Dependency-Aware Parallel Decoding via Attention for Diffusion LLMs
This addresses a bottleneck in speeding up generation for diffusion-based language models, though it is an incremental improvement over existing methods.
The paper tackles the challenge of parallel decoding in diffusion LLMs by proposing Dependency-Aware Parallel Decoding (DAPD), which uses self-attention to model token dependencies and enables more efficient unmasking, resulting in improved accuracy-steps trade-offs on datasets like LLaDA and Dream.

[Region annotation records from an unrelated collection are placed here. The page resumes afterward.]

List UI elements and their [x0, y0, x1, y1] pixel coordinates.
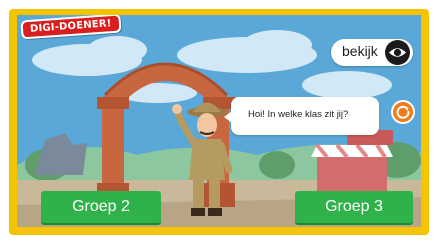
- replay-button[interactable]: [391, 100, 415, 124]
- speech-bubble-tail: [224, 111, 232, 123]
- answer-button-groep-2[interactable]: Groep 2: [41, 191, 161, 223]
- view-button[interactable]: bekijk: [331, 39, 413, 66]
- game-scene: DIGI-DOENER! bekijk Hoi! In welke klas z…: [17, 15, 421, 227]
- replay-icon: [396, 105, 410, 119]
- speech-bubble: Hoi! In welke klas zit jij?: [224, 97, 379, 135]
- view-button-label: bekijk: [342, 43, 378, 59]
- answer-button-groep-3[interactable]: Groep 3: [295, 191, 413, 223]
- eye-icon: [385, 40, 410, 65]
- speech-bubble-text: Hoi! In welke klas zit jij?: [248, 109, 349, 120]
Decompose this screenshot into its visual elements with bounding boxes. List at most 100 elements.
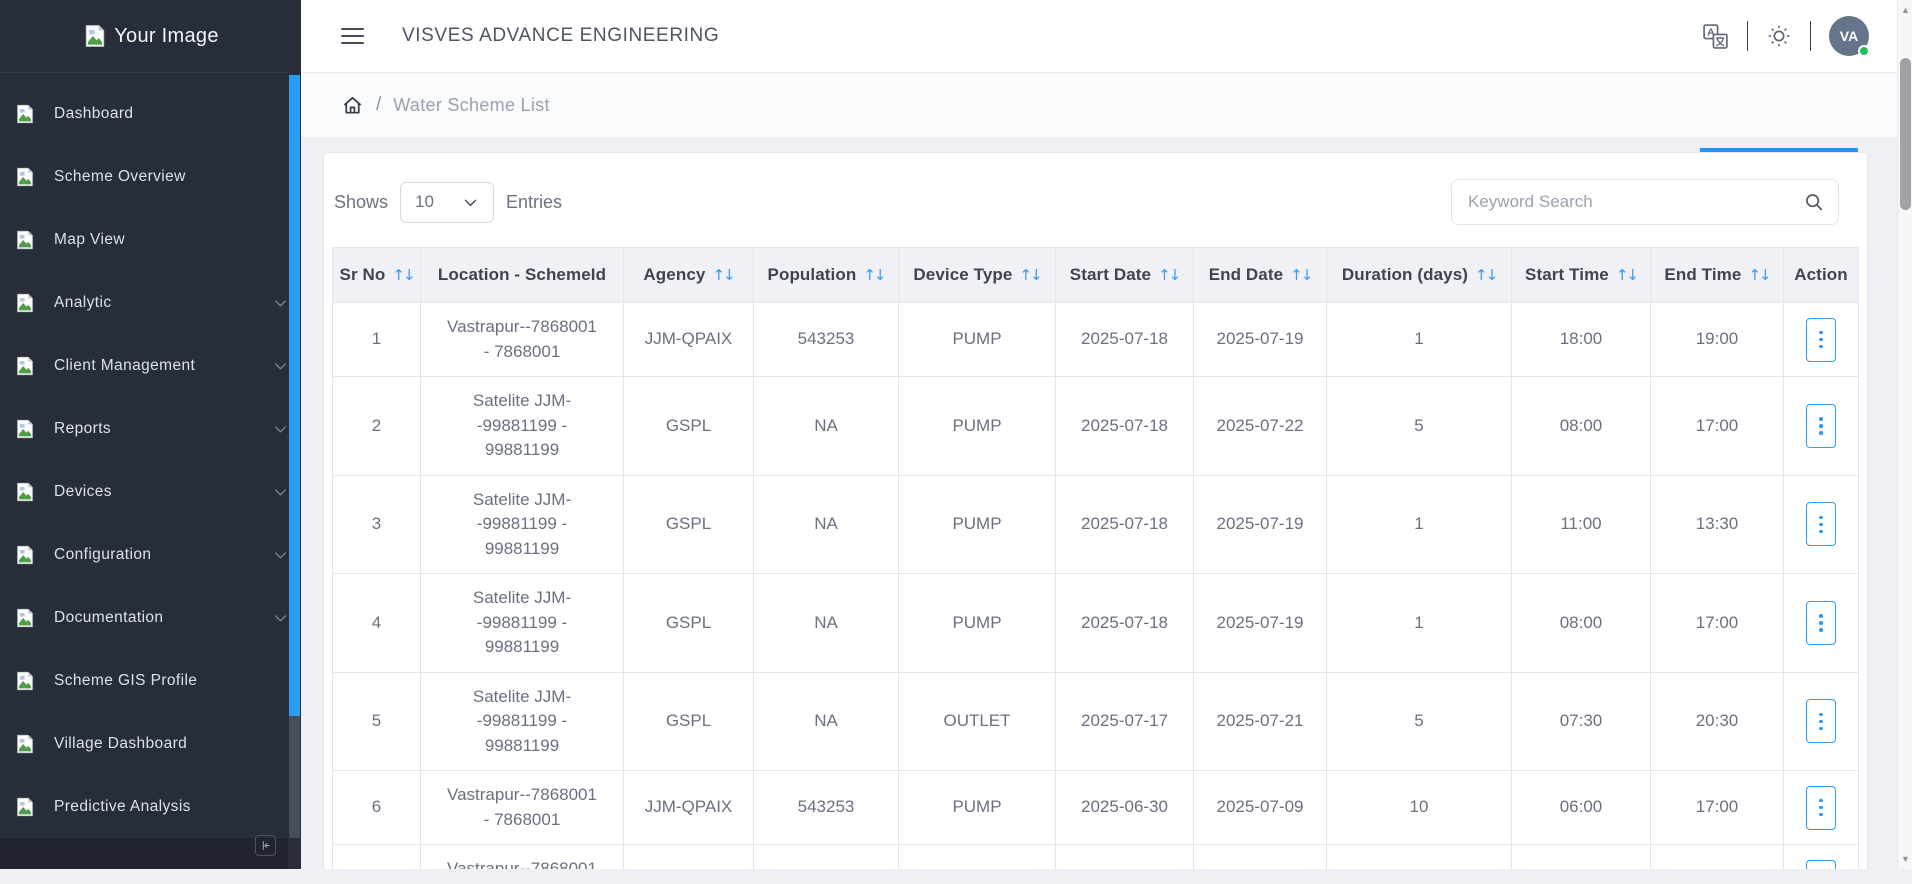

Parallel decoding for diffusion LLMs (dLLMs) is difficult because each denoising step provides only token-wise marginal distributions, while unmasking multiple tokens simultaneously requires accounting for inter-token dependencies. We propose Dependency-Aware Parallel Decoding (DAPD), a simple, training-free decoding method that uses self-attention to induce a conditional dependency graph over masked tokens. At each iteration, edges in this graph capture strong token interactions, while non-edges indicate weak dependence. Parallel decoding is then reduced to selecting an independent set on the graph and unmasking the selected tokens in parallel. This avoids co-updating strongly coupled tokens without auxiliary models or retraining. Experiments on LLaDA and Dream show that DAPD improves the accuracy-steps trade-off over existing methods and enables more globally distributed parallel updates that better exploit the any-order generation capability of dLLMs.